By Bryan Caplan
Arnold’s post on Kotlikoff and Ferguson’s proposals for Social Security and health care reform reminds me of a short exchange I had with Kotlikoff in grad school. (I was a Ph.D. student at Princeton, and he was our guest speaker).
After he went over some proposals similar to the ones he advocates today, I asked him why he favored Social Security at all. Why not just get rid of it? He didn’t claim that people were too irrational to save for their own retirement. His only objection was one of credibility. There is no way to credibly commit to not help old people who failed to save for their retirement. So we either bail people out, or force them to save so we won’t have to.
In response, I pointed out that the U.S. didn’t have Social Security for most of its history, and it seemed perfectly credible. Furthermore, there is plenty of reason to think that without the Great Depression, we never would have adopted it. Roosevelt famously admitted that his goal was to lock Social Security in place during the golden opportunity of national emergency:
We put those
payroll contributions there so as to give the contributors a moral,
legal, and political right to collect their pensions and their
unemployment benefits. With those taxes in there, no damn
politican can ever scrap my social security program.

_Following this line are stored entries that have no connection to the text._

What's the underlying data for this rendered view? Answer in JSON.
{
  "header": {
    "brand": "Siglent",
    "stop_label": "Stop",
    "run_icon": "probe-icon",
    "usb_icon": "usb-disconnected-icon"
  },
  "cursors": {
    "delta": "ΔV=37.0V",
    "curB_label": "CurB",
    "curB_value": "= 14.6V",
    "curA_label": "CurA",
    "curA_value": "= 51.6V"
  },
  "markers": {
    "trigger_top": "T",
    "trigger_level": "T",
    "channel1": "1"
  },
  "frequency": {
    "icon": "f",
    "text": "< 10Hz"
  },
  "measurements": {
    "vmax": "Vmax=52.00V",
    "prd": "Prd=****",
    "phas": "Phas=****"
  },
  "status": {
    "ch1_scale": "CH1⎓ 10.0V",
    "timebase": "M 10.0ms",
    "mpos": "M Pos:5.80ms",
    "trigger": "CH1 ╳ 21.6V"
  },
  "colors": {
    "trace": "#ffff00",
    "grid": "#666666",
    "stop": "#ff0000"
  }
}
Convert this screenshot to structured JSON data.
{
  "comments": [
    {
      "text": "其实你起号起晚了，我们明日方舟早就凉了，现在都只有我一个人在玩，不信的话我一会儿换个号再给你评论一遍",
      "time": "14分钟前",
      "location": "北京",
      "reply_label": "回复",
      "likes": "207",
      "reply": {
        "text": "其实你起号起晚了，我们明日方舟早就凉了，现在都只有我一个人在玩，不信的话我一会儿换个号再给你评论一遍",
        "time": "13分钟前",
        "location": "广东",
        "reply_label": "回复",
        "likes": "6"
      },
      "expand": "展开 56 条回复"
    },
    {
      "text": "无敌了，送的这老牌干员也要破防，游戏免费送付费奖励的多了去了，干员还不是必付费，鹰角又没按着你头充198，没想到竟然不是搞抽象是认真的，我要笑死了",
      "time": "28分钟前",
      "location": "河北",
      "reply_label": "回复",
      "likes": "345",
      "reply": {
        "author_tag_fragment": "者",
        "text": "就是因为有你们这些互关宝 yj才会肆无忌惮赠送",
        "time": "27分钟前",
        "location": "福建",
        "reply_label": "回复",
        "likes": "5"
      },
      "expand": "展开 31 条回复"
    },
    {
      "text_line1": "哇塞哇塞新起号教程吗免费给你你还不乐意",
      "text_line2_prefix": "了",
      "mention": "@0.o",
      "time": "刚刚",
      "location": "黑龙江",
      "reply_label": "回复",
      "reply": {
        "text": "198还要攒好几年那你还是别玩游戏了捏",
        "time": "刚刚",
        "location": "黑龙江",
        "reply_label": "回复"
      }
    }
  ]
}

You could say that we would have adopted it eventually anyway, but I doubt it: The U.S. often enduringly deviates from the social democratic policies typical of Europe. Roosevelt sure didn’t see it as inevitable.
If I recall correctly, the conversation ended there. Today, I would be tempted to add a flippant conclusion: “If you really think there’s a credibility problem, I’ve got a perfect solution. Appoint me to be the Social Security czar. I assure you I won’t bail out a soul.” Think that’s cheap talk? Try me.